Logo

Faculty Spotlight

Location Incentives and Job Buying: In Fordham Law Review, Albany Law’s De Barbieri Proposes Fix to Ineffective Gov’t Practice

Edward W. De Barbieri

By John Caher
View Archives

Share:

State and local governments are spending billions of dollars of scarce public resources to attract and retain business and industry, often with little or nothing to show for the investment and with almost no accountability, according to a new article, "Lawmakers as Job Buyers," by Edward W. De Barbieri, associate professor of law at Albany Law School and director of the Community Development Clinic.

In 2013, the state of Washington—concerned that its largest employer, aerospace giant Boeing, would build a new plant elsewhere—approved a record-setting tax incentive program totaling nearly $9 billion, the most generous in U.S. history. Regardless, 17,466 workers were laid off as new jobs went largely to robots, De Barbieri wrote.

In 2009, St. Louis transferred building rights for 1,500 acres of land to a private developer for a project that was expected to reap considerable benefits. The return on that investment was a single gas station.

What's more, while Michigan leads the nation in using public funds for economic development—with much of the money going to the auto industry—it ranked dead last in educational revenue growth between 1995 and 2015, suggesting money that could have been used to further educational opportunities was being diverted to industry, with dubious public benefit, according to De Barbieri.

And here in New York, the much-touted Empire Zone initiative has often fallen flat, he said.

Read on SSRN:
Lawmakers as Job Buyers

"New York State spent massive amounts of public money through the failed Empire Zone program for projects that were either never built or did little, if anything, to grow the economy," De Barbieri wrote in the Fordham Law Review.

New York officials earlier this year dangled nearly $3 billion in incentives before Amazon, hoping the company would locate its second headquarters in Queens, with the state essentially offering the company an estimated $48,000 per job. But the proposal was widely criticized for lack of transparency and Amazon shifted gears, deciding to build in Virginia.

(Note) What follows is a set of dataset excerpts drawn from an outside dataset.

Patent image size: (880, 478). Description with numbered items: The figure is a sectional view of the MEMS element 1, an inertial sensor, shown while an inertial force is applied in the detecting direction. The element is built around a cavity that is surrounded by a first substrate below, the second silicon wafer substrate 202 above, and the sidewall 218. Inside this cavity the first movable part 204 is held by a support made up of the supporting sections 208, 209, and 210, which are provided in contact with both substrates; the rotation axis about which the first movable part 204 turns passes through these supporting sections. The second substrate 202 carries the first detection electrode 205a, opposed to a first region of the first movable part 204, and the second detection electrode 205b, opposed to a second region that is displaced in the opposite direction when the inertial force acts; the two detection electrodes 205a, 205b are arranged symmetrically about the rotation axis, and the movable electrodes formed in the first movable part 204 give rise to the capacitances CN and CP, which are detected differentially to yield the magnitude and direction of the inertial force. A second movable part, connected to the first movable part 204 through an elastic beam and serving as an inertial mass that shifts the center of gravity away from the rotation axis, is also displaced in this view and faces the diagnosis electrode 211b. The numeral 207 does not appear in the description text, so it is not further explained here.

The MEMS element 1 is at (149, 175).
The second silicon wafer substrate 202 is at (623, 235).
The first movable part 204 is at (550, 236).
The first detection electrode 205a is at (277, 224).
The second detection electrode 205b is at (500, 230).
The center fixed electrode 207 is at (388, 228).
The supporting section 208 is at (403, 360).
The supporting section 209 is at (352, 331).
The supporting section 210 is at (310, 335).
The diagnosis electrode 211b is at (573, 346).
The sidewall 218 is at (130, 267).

De Barbieri said in an interview that the "public purpose doctrine," adopted by the U.S. Supreme Court in the wake of speculative government railroad investments in the late 1800s, would presumably preclude most of the job-buying that occurs today. But now, courts are extremely reluctant to second-guess local development decisions, he said.

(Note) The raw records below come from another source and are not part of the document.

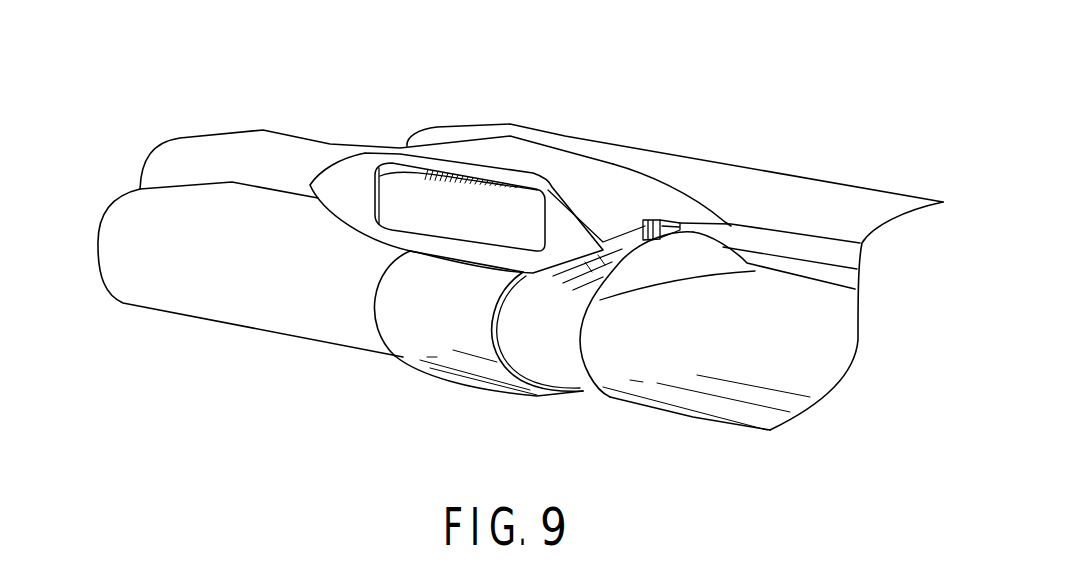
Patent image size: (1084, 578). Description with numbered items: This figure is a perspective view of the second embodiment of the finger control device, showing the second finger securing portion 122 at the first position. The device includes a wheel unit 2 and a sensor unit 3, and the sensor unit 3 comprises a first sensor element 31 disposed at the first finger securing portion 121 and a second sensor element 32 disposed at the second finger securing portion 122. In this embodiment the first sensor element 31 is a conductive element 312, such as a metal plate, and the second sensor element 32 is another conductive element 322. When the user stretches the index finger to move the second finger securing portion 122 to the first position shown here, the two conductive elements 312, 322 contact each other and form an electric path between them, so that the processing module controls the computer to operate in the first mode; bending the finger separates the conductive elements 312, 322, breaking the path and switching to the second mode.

The wheel unit 2 is at (511, 132).
The sensor unit 3 is at (683, 135).
The first sensor element 31 is at (695, 207).
The conductive element 312 is at (587, 269).
The second sensor element 32 is at (614, 162).
The conductive element 322 is at (645, 226).
The first finger securing portion 121 is at (713, 360).
The second finger securing portion 122 is at (430, 327).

As a matter of public policy, De Barbieri does not disagree with that stance and, in his article, "rejects the notion that substantive judicial interpretation of public purpose can constrain state and city legislatures." While arguing that legislators, as representatives accountable to the people, ought to have a certain amount of leeway, De Barbieri also insists that flexibility should not "devolve into folly."

Consequently, De Barbieri proposes a two-pronged response that includes a "reverse auction" in which businesses compete for the subsidy or tax abatement, with the benefit going to the bidder that proposes using the least amount of subsidy to create the most jobs. In other words, he would adopt a cost-per-job analysis and would enforce it with a claw-back provision to discourage companies from inflating their job-creation/retention capacities.

"There is a power imbalance," he contends. "It seems large companies have outsized bargaining power in deciding where to locate. We need to look at the mechanisms to take that control back. … Because economic development programs do not appear to be going away anytime soon, in the interim, alternatives to the status quo should be considered."

Further, De Barbieri suggests a unique mechanism that would enable more small businesses to get in on the action—namely, a provision that would enable a consortium of small businesses to band together and submit a collective bid.

De Barbieri hopes his article "helps people recognize the extent to which elected officials feel compelled to compete for business and employment, recognize that it sometimes has a negative impact on public priorities, and that we need to think creatively about solutions."

His think-outside-the-box proposal is an outgrowth of both the scholarship and teaching paradigm at Albany Law School, a law school with a strong emphasis on yielding practice-ready, ahead-of-the-curve professionals, many of whom will gravitate toward public service law.

"We are preparing our students for careers as policy-makers and power brokers at the state and local level, and I am very excited to be teaching the next generation of leaders in government," De Barbieri said.